After Witt defected, Iranian officers targeted current and former U.S. government officials using “fictitious and imposter personas” created on Facebook and through email, according to the indictment. Improvements to Iran’s targeting programs over social media coincided roughly with Witt’s defection, and her insights into U.S. practices almost certainly helped catalyze some of these changes, said two former officials.
However, social media was not the only method the cyberspies used to keep track of ships in the region. For example,they would track U.S. naval movements in the region by hacking into ship-tracking websites as well, according to one former intelligence officer.
Iranian intelligence officers are also capable of hijacking digital systems used in drones, and potentially even in ships, to spoof the GPS location of the device and plug in false coordinates. “They’ve been thinking a lot about drone capture because we’ve been flying drones over them for years,” said Lewis.
In 2011, Iran claimed to have achieved this capability and said it redirected an American drone to Iran’s shores.

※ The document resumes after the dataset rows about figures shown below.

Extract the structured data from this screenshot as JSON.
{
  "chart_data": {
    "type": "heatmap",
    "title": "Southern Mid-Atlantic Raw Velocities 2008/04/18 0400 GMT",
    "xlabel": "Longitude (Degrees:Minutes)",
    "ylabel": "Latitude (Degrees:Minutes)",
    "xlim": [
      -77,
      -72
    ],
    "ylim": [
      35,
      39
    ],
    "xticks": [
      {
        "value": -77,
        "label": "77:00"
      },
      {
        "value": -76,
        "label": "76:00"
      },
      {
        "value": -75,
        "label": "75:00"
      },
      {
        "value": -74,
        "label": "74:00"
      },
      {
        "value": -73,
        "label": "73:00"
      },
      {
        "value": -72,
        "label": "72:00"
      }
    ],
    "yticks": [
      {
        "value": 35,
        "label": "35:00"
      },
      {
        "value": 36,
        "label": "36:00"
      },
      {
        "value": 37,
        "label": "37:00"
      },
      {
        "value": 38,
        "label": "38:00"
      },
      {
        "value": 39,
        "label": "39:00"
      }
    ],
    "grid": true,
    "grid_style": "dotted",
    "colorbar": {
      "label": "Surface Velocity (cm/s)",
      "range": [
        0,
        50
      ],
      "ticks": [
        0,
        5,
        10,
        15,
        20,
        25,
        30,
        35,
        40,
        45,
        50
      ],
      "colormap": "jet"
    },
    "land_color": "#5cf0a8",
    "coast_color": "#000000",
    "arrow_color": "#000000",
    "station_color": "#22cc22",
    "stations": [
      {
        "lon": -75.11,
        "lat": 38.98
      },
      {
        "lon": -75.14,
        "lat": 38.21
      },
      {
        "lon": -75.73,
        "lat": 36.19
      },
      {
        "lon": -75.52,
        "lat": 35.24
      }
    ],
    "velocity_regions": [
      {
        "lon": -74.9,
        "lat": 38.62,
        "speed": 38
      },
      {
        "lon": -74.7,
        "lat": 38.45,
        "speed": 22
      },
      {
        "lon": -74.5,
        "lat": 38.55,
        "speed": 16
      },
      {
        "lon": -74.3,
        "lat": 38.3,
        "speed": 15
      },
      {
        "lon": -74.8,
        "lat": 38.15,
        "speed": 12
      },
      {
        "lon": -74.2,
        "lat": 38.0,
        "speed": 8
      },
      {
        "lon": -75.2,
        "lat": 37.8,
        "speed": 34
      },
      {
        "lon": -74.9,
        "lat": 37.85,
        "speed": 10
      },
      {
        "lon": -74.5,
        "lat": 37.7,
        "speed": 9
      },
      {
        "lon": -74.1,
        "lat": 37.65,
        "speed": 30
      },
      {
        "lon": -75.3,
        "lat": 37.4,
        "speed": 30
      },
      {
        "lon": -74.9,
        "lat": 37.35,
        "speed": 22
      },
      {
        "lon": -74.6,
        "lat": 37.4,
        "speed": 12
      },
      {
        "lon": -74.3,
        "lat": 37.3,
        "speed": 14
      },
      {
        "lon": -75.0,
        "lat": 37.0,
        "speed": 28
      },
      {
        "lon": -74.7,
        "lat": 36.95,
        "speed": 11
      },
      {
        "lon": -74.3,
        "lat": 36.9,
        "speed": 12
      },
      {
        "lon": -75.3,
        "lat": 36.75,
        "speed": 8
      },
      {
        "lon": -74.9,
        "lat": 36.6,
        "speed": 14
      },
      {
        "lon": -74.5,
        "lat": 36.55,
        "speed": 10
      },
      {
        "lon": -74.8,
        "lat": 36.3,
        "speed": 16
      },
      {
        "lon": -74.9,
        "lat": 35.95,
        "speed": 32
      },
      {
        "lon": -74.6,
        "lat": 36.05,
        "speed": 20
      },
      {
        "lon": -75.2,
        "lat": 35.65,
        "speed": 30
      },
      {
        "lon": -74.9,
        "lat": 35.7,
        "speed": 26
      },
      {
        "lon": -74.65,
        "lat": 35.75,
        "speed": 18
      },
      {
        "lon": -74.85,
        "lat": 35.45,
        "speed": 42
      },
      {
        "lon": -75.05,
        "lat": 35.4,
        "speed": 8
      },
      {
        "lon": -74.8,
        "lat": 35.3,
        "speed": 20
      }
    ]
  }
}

Two former intelligence officials confirmed Iran is capable of doing this and noted that this tactic could be useful in fooling a ship’s automatic tracking system.
Iran collects intelligence on ships passing through the Strait of Hormuz not just to identify their locations, but also to enable attacks, if necessary, according to multiple former intelligence officials. “If I have tactical information about when that ship is coming, I can launch a rocket attack,” said a former intelligence official.
Iran’s cyber operatives facilitated intelligence gathering used in multiple ship attacks over the past several years, including in 2017, when Houthi rebels attached bombs to remote-controlled boats targeting vessels belonging to the UAE and Saudi Arabia, according to multiple former intelligence officials interviewed by Yahoo News.
For Iran, projecting strength into the Strait and keeping a close eye on maritime targets is of utmost importance.
“It doesn’t entirely surprise [me] to find out that there’s yet another way in which Iran is trying to find ways to flex its muscles, in particular regarding shipping in the Gulf,” said Matthew Levitt, director of the counterterrorism program at the Washington Institute for Near East Policy.
“Iran is trying to respond to the U.S. maximum pressure campaign, in particular, now that still tougher measures have been taken to constrict the amount of oil Iran is able to ship and the amount of money it can get for it.”